(c) Cie Soliloques

Pour bien comprendre l’enjeu du texte comme du spectacle imaginé par Elemawusi Agbedjidji, il faut être attentif dès le début et appréhender le prologue comme la clé d’une coutume dont nous ne pouvons pas être fiers. Je dis  « nous » car c’est à partir d’une bonne et louable attention de Jules Ferry de rendre l’école gratuite et obligatoire vers 1880 que nous, la puissance coloniale française, allons soutenir partout dans nos colonies, mais aussi sur notre territoire, la disparition des langues régionales et notamment les langues « vernaculaires » qui provoquera une multitude de brimades et sévices, tous plus dégoûtants les uns que les autres comme, par exemple, en Afrique francophone, l’attribution d’un « signal » à tous les enfants surpris à parler leur dialecte, alors que la bonne école du père Jules voulait rendre le français « obligatoire » et seule langue parlée et enseignée.
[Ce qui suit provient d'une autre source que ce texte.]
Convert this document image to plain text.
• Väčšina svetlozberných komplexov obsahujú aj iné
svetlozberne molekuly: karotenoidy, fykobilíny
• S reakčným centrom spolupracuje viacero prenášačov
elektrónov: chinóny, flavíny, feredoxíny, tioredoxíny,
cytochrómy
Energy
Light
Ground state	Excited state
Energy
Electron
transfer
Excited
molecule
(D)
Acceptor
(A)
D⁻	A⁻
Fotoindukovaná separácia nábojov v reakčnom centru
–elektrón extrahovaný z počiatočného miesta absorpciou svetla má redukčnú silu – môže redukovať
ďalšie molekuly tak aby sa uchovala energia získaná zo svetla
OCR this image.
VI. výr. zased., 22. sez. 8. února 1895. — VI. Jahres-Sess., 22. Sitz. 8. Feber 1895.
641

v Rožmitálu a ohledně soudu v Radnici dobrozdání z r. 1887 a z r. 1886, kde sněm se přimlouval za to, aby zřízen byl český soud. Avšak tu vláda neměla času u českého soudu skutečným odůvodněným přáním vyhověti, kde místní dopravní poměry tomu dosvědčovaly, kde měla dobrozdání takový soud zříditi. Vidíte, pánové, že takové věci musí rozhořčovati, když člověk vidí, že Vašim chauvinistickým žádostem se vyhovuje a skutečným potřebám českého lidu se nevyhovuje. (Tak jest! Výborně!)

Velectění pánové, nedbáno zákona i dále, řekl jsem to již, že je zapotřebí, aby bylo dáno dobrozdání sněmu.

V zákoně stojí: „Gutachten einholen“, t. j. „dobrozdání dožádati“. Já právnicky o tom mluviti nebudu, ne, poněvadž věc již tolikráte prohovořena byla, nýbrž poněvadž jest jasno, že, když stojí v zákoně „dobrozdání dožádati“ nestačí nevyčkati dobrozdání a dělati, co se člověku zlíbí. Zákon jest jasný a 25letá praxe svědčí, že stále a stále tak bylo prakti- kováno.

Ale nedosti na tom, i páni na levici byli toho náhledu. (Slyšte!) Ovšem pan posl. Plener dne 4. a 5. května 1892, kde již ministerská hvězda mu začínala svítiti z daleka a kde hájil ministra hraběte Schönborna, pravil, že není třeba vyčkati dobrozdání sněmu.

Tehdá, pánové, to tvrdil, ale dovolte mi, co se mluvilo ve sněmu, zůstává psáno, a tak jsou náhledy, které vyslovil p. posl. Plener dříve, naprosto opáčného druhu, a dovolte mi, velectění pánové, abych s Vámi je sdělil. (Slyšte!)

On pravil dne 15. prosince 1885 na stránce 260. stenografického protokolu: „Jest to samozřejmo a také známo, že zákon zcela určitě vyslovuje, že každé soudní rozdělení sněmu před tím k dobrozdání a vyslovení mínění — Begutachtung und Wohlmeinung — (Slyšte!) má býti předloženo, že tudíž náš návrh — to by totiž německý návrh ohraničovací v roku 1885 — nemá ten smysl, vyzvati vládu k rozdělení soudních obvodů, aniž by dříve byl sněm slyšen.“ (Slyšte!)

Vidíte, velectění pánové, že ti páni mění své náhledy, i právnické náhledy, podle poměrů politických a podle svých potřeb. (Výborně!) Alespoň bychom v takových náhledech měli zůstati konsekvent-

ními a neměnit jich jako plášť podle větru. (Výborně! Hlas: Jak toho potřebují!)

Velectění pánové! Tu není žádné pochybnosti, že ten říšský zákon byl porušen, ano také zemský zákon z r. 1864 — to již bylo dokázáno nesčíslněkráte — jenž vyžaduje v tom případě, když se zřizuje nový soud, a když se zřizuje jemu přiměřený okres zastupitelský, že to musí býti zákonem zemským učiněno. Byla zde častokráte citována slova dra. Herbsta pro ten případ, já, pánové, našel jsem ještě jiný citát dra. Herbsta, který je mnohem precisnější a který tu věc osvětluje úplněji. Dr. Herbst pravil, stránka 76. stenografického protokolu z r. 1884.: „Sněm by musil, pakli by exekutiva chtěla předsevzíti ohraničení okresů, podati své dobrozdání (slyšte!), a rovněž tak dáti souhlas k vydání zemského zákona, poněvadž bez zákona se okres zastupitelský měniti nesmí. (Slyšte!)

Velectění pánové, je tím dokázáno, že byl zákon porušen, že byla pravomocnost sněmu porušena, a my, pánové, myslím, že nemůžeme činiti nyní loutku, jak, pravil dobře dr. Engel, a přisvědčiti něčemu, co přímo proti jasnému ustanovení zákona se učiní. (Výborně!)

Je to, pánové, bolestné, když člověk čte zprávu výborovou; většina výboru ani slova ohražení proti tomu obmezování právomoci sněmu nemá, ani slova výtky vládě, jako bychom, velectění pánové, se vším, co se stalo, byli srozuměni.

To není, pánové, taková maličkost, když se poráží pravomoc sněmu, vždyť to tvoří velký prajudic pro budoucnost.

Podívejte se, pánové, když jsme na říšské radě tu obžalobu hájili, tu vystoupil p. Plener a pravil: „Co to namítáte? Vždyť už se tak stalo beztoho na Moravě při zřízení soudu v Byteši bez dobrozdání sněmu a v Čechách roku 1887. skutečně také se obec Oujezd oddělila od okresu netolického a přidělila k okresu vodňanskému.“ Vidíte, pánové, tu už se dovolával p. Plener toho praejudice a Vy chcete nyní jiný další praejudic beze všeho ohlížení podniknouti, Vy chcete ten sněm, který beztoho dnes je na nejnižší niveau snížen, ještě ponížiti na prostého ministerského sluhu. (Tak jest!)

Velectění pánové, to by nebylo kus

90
Cette histoire de l’unification par la langue française est déjà à l’œuvre au XVIIe siècle et il suffit de se souvenir du film “Saint-Cyr” de Patricia Mazuy avec Isabelle Huppert en Madame de Maintenon, patronnesse d’une école pour jeunes filles qui deviendra célèbre, pour noter que la volonté du pouvoir central – en l’occurrence, royal – voulait gommer les différences de ses sujets pour mieux les diriger et, comme le dit Elemawusi Agbedjidji, les faire obéir à leurs ordres. Il est aussi sage de prendre le temps d’écouter Yannick Jaulin qui rappelle dans ces spectacles, toujours instructifs, tout ce que nous avons perdu en faisant la chasse aux langues régionales.

Donc, le prologue dit de la salle avec un microphone par Amandine Gay plante le décor. Suit une entrée en matière qui reprend une légende liée à Ata Kokorabi qui veut créer le monde et qui nomme ses ministres. Un hasard si celui qui est à l’intérieur, en charge de l’ordre, est celui qui parle le plus mal le français… Et voici l’histoire de ce jeune Dzitri héritant du collier maudit qu’il jette dans un caniveau, loin de la honte qu’il procure à lui-même et sur sa famille. Un professeur buté, appliquant la règle sans discernement, comme il en a existé avec châtiments corporels et brimades sadiques quasi soutenues par les parents qui pensaient que seule la force de ces punitions allaient faire entrer dans la tête et le comportement de leurs enfants des règles d’asservissement et de soumission, et cela pas seulement dans les colonies.

La force du travail de Elemawusi Agbedjidji réside dans une narration très détaillée et très forte de cette histoire avec des envolées poétiques puissantes qui assènent des vérités d’actes qu’on a honte d’avoir commis, ou laissés commettre… La finesse de la direction d’acteurs permet à Astrid Bayiha de jouer le jeune Dzitri avec force et la blanchisseuse qui sermonne le professeur buté joué parfaitement par Marcel Mankita. Si Senyon Hodin se mélange sans cesse dans tous les temps appris en faisant des phrases qui provoquent l’hilarité, c’est la présence et la force – vocale, notamment – de Athaya Mokonzi qui nous laisse pétrifié dans notre siège dès qu’il parle ou qu’il chante, comme ce blues qu’il entonne avec le jeune Dzitri. La scénographie est astucieuse. Les lumières sont sans cesse justes, provoquant le climat qu’il faut pour signifier l’Afrique tantôt chaude et poisseuse, tantôt fraiche et illuminée.

Ce spectacle est à la fois accessible aux jeunes qui ne manqueront pas d’empathie pour cet enfant désobéissant mais aux adultes qui auront du mal à rester sereins devant toutes ses vérités bonnes à redire. Une mention spéciale au monologue du père, soldat parti vaillamment à la guerre pour la France et que dit avec une force sans égal l’auteur lui-même.